Rev. Thomas V. Berg, L.C. is Executive Director of the Westchester Institute for Ethics and the Human Person.
1 The poll was conducted by the polling company, inc., beginning in August 2007 with two focus groups conducted in Illinois, and concluding in February 2008 with a national telephone survey based on information garnered from the focus groups and some past polling on similar issues. The survey involved 1,003 American adults, and has a margin of error of +/- 3.1%.
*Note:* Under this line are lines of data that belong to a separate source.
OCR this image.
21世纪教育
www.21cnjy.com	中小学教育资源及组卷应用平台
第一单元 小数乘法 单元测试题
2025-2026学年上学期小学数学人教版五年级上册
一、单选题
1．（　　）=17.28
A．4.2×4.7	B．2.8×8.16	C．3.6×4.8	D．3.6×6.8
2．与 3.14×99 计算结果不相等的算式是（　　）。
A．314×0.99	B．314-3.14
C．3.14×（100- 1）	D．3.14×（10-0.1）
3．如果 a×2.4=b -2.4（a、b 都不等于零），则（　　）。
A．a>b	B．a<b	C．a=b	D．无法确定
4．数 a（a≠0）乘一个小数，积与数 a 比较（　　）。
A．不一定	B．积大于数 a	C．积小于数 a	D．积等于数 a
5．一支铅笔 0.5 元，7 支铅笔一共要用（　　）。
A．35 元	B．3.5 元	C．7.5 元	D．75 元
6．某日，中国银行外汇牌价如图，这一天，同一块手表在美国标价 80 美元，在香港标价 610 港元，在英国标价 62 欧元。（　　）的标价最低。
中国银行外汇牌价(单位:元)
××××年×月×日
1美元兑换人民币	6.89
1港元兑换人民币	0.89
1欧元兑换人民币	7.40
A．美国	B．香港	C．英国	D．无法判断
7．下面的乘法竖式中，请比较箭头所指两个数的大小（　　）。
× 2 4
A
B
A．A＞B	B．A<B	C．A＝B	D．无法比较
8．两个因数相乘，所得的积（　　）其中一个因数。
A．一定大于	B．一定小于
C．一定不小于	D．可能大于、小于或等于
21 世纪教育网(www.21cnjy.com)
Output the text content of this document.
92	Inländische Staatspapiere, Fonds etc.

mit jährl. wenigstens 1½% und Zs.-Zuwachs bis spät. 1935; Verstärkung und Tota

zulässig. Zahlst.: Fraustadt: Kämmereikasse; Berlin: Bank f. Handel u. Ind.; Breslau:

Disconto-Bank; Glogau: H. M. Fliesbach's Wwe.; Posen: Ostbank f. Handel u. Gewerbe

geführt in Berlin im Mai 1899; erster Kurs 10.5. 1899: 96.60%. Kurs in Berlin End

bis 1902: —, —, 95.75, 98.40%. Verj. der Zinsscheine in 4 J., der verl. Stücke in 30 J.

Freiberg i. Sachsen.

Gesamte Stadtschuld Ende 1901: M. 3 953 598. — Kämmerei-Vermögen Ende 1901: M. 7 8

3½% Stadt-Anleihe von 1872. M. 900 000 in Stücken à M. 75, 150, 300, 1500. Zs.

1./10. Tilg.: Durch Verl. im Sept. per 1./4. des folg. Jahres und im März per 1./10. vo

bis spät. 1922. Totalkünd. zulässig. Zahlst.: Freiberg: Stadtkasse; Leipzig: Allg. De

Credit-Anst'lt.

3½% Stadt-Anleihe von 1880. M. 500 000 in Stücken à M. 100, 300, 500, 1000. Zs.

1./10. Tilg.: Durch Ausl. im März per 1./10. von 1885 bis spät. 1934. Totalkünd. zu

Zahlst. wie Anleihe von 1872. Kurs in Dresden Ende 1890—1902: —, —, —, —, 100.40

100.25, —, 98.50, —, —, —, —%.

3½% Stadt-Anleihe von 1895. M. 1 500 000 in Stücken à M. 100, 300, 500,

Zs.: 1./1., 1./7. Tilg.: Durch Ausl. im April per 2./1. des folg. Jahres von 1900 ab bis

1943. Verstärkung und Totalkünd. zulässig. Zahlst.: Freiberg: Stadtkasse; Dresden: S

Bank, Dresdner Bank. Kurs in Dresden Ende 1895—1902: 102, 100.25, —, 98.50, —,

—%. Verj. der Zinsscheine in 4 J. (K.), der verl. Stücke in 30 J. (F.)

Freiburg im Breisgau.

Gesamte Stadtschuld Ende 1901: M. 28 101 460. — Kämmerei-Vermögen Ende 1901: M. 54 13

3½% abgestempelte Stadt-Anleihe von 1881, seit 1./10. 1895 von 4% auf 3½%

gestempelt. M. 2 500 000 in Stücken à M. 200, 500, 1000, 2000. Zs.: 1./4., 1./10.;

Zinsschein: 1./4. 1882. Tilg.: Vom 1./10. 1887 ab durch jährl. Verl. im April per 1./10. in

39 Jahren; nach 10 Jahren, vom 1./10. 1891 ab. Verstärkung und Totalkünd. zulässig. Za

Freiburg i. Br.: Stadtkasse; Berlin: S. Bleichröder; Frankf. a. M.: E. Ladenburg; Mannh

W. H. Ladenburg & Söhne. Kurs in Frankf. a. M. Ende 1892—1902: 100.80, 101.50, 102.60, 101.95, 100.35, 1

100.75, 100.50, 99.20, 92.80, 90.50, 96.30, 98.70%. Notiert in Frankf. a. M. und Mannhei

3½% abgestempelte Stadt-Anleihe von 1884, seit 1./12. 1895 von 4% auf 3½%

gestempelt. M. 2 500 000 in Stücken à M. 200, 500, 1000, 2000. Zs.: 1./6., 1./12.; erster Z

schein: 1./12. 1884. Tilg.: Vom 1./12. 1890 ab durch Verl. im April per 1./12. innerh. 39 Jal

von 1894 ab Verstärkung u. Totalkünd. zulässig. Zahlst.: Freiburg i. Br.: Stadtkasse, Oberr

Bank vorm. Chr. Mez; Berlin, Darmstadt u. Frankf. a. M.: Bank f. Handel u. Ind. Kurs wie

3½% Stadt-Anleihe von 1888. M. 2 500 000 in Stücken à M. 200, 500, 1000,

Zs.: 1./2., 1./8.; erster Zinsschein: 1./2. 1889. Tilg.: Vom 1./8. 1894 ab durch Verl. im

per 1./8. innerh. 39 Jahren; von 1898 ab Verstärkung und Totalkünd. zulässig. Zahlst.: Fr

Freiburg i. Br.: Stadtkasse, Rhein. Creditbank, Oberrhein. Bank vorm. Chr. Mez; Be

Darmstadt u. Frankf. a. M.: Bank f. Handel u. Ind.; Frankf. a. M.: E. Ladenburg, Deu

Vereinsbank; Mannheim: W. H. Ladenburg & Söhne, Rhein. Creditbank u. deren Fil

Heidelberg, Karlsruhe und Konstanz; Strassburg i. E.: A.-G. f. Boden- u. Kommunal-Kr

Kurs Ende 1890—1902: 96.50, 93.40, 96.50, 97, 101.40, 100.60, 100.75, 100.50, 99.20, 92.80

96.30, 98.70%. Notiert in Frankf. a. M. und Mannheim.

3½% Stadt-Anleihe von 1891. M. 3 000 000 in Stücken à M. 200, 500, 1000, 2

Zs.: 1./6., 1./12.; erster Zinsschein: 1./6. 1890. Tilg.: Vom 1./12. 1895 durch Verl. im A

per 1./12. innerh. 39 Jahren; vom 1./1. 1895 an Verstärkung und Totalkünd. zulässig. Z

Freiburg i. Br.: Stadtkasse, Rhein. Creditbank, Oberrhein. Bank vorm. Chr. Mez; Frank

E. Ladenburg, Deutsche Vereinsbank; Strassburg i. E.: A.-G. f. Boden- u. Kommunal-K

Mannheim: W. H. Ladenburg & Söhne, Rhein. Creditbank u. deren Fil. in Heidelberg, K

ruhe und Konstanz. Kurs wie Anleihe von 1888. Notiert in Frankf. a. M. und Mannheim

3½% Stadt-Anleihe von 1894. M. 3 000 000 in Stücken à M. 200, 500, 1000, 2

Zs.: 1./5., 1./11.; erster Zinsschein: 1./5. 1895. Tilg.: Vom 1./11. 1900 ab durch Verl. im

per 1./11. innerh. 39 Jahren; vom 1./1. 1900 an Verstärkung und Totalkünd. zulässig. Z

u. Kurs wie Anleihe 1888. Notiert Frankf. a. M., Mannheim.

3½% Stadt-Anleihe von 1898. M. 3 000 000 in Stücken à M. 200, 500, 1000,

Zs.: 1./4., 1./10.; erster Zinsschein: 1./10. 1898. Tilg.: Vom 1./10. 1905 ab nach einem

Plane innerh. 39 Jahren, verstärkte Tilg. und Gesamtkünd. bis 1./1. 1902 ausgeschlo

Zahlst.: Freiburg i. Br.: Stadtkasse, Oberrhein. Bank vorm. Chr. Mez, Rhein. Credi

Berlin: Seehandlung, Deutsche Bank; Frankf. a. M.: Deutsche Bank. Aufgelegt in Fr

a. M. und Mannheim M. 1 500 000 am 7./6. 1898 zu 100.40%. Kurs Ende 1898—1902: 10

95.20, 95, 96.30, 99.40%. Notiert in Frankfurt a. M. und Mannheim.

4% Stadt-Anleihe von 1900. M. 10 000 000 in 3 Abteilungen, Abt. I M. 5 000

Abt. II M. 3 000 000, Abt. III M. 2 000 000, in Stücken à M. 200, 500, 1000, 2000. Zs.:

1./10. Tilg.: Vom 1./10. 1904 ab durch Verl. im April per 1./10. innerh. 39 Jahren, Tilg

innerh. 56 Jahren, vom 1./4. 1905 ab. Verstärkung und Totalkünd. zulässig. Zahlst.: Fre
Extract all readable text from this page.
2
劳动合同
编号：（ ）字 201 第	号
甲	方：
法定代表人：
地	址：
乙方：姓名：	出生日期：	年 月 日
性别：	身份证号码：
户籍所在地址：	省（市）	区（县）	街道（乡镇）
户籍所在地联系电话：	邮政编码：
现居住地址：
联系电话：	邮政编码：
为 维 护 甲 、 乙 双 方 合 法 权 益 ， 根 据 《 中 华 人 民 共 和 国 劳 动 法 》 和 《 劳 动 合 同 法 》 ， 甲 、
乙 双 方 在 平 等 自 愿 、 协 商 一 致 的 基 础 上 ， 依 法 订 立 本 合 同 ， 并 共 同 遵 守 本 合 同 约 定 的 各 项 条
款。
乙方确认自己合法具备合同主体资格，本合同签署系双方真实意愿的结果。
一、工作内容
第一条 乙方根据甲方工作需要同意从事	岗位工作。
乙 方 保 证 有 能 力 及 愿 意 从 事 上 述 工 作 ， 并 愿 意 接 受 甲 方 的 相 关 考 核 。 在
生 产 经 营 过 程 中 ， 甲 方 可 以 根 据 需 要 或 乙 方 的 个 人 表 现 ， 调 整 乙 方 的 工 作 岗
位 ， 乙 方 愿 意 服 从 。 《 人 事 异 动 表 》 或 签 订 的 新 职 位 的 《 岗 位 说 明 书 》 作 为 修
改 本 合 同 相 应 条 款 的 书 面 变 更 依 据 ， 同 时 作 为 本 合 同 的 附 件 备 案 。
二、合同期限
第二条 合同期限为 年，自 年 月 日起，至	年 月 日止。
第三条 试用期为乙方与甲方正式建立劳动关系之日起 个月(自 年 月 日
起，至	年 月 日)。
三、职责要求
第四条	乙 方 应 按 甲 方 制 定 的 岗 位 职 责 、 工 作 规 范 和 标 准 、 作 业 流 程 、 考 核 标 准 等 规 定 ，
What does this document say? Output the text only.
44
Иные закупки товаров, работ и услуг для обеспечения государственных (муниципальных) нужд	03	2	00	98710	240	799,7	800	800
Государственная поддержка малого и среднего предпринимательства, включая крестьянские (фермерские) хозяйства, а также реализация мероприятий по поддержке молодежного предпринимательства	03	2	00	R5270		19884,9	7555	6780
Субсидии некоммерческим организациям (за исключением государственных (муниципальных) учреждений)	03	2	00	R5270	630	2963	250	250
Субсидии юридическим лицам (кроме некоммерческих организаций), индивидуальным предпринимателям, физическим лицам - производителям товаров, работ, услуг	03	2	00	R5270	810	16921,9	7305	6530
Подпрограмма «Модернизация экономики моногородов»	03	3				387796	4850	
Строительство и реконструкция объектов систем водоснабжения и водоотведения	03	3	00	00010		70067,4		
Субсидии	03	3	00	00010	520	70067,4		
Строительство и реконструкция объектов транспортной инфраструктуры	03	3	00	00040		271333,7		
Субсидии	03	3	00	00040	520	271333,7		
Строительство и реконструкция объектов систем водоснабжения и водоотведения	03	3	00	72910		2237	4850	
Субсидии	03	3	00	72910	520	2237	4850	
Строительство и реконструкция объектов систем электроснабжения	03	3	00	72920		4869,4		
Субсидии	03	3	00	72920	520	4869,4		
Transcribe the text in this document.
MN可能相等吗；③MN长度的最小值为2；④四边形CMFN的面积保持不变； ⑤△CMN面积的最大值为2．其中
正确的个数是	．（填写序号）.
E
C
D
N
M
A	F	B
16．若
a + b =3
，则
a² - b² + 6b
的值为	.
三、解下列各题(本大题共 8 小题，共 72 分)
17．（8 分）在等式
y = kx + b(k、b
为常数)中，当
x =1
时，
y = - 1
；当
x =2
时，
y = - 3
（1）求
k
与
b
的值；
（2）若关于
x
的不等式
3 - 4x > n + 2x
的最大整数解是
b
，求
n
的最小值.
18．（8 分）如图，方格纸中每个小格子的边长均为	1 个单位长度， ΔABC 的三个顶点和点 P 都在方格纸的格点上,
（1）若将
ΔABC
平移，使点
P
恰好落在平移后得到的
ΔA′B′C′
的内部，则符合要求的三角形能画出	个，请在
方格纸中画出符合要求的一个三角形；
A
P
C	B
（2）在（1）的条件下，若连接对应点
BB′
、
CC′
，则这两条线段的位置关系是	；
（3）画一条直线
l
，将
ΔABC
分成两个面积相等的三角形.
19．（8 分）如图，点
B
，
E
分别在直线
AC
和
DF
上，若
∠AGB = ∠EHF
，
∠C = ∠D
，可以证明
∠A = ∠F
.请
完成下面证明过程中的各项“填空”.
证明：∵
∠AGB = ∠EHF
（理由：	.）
2 Notes Levin: “This relative absence of knowledge about even the most prominent of the embryo-research issues is made emphatically clearer in the responses to particular questions of fact. Asked, for instance, whether adult or embryonic stem cell research had yielded any therapeutic results, only 23% of respondents answered correctly that, to date, only adult stem cells have resulted in treatments for disease. This lack of basic knowledge and confidence means that people are uncertain of the facts and the issues at stake, so that how the subject is framed makes an enormous difference in shaping judgments about policy preferences.”